Sir Robin Garrulous intervened at this point, to say: “I can assure you that my men of medical business are, as we speak, drawing up ever more attractive financial inducements to persuade newly qualified practitioners to take up temporary appointments at the Scharnycrick Clinic for Inoculating Indigent Paupers. Already we have nine out of ten staff there acting in locum tenens and we hope soon to have a full house. This will cost a fortune which, as Mr Fleabitton rightly says, is what we have been given, in recognition of our leader’s outstanding and award-winning contributions to local governance, as it says here, on my personal copy of Her Ladyship’s certificate of superlative excellence.”

“Do not be concerned upon that heading,” Lady Pinkrivlins added, “For I have in hand, oven-ready, a planus corporatus. This is a grand scheme to re-organise our pecuniary requirements going forwards in partnership working in terms of the current time frame with the Disintegrated Joint Board for, as I have often said, we are all on a journey away from silo thinking. If it were not so I would have told you.”

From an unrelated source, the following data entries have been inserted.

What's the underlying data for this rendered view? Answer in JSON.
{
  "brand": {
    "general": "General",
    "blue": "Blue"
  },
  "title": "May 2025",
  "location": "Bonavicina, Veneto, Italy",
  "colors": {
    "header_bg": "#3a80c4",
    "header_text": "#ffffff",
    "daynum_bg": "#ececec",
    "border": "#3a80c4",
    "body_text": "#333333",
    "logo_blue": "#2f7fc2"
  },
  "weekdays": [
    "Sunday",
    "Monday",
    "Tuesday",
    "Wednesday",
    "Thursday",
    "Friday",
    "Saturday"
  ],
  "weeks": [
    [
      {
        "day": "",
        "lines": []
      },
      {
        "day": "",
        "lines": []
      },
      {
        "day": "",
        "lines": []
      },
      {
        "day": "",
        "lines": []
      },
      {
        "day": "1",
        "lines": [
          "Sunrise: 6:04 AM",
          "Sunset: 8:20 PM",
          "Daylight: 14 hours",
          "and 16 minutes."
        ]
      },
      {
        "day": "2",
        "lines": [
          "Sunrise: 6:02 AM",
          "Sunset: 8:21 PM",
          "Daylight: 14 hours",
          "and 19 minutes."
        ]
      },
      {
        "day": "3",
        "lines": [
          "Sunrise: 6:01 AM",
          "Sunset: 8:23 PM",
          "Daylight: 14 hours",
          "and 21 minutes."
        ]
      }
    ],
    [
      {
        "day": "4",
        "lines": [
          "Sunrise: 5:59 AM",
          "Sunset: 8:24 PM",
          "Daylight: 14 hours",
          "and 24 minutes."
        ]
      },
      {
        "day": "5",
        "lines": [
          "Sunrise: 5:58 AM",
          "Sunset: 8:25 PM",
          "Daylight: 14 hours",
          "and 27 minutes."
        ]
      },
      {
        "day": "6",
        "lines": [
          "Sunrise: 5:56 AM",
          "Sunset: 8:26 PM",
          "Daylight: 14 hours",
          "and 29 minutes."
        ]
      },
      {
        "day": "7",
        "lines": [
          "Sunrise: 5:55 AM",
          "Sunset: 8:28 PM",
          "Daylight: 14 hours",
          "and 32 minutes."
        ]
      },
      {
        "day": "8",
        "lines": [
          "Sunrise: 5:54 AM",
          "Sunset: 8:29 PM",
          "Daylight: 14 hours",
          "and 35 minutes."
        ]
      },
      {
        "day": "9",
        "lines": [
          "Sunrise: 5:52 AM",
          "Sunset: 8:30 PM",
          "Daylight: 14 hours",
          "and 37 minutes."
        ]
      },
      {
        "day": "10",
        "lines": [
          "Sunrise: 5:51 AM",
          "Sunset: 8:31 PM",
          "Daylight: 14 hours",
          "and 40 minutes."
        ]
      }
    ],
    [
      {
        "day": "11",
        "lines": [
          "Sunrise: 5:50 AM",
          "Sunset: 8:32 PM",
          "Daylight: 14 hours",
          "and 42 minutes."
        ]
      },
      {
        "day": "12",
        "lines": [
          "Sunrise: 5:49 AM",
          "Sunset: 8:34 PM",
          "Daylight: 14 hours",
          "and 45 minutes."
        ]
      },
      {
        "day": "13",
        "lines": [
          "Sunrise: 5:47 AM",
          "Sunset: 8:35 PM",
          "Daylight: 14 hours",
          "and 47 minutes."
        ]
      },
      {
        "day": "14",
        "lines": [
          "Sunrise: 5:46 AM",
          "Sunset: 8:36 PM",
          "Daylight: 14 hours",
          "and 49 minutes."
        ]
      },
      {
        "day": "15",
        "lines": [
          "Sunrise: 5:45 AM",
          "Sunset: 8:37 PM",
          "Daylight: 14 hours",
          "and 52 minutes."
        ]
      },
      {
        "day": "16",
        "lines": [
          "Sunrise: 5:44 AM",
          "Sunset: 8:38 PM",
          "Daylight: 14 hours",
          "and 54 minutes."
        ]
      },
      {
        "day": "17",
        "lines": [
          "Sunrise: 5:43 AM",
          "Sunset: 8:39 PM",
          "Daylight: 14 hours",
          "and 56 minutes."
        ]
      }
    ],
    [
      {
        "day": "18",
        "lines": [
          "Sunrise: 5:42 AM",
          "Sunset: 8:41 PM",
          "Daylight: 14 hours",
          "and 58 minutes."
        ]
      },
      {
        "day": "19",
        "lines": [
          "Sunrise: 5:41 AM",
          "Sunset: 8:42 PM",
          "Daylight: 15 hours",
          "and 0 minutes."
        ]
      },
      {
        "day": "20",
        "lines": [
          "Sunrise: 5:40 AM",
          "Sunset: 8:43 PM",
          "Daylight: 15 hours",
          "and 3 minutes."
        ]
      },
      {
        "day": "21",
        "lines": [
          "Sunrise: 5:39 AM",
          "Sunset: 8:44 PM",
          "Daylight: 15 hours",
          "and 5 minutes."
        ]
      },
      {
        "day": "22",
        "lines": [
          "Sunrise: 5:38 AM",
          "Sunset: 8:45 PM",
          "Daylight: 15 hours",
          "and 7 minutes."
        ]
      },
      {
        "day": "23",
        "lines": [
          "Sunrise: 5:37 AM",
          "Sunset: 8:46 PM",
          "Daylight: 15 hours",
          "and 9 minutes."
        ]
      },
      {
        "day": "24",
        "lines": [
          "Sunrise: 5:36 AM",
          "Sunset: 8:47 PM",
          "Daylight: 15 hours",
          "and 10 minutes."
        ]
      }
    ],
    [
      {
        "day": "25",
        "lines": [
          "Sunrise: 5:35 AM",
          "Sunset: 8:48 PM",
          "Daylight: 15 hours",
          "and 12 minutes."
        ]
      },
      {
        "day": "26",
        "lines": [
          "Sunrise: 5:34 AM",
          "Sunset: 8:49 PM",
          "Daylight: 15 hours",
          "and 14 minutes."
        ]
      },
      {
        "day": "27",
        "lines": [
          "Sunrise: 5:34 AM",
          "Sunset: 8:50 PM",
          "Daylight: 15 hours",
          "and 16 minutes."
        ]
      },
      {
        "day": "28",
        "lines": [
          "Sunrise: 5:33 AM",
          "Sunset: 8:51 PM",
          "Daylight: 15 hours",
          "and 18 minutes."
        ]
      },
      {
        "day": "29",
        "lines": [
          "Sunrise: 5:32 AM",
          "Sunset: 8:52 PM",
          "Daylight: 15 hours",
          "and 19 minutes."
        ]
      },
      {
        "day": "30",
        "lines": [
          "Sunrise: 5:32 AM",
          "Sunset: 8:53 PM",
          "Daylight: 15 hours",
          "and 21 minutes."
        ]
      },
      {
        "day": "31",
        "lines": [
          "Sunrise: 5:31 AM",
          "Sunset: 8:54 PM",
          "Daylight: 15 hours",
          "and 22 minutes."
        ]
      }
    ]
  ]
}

At this point Commissioner Hermitage, the member for Scattiness, was heard to mutter “Twaddle!” The shocked silence that followed was broken when he said: “Speaking of filthy lucre, is it not time that we sold our shares in the sugar plantations of the West Indies, having regard to the recent bloody suppression of the slaves’ revolt and the cruel and outrageous behaviour of their overseers, which has disgusted and appalled the civilised world? We fancy ourselves Christians and yet we continue profiting from slaughter and oppression.”

He proposed that the Commissioners should immediately divest themselves from what he called “this loathsome trade”.

Lady Pinkrivlins explained (very patiently and politely, I thought, in the circumstances – as Mr Hermitage’s outburst had quite spoilt the atmosphere of her soirée) that this was not as simple as it seemed. They would have to instruct agents at London, and they in turn would have to secure the services of consulting gentlemen whose fees were likely to be not insignificant.

“Thus,” she concluded, as Mr Risible and Mr Smeeg nodded in enthusiastic approbation, “Although of course I do sympathise with the poor slaves, it must be remembered that without sugar we would have no fancies and without the revenues from the plantations and the sale of whips to the overseers we would have no money to buy them. So, alas, there is absolutely nothing we can do.”

“Dat’s fairly richt! Keep politicks oota politicks!” Mr Fleabitton agreed.

At this Dr Hermitage turned on his heel and stormed out of the Town’s House. He was later seen waving a green-painted placard and addressing an unlicensed public meeting of the aforementioned urchins and sundry malcontents and disaffected persons.

I fear this will not end well but for now we must be content, here at Stobuster, to set aside our concerns about the wickedness of the world outside and concentrate on enjoying both Old and New Yule.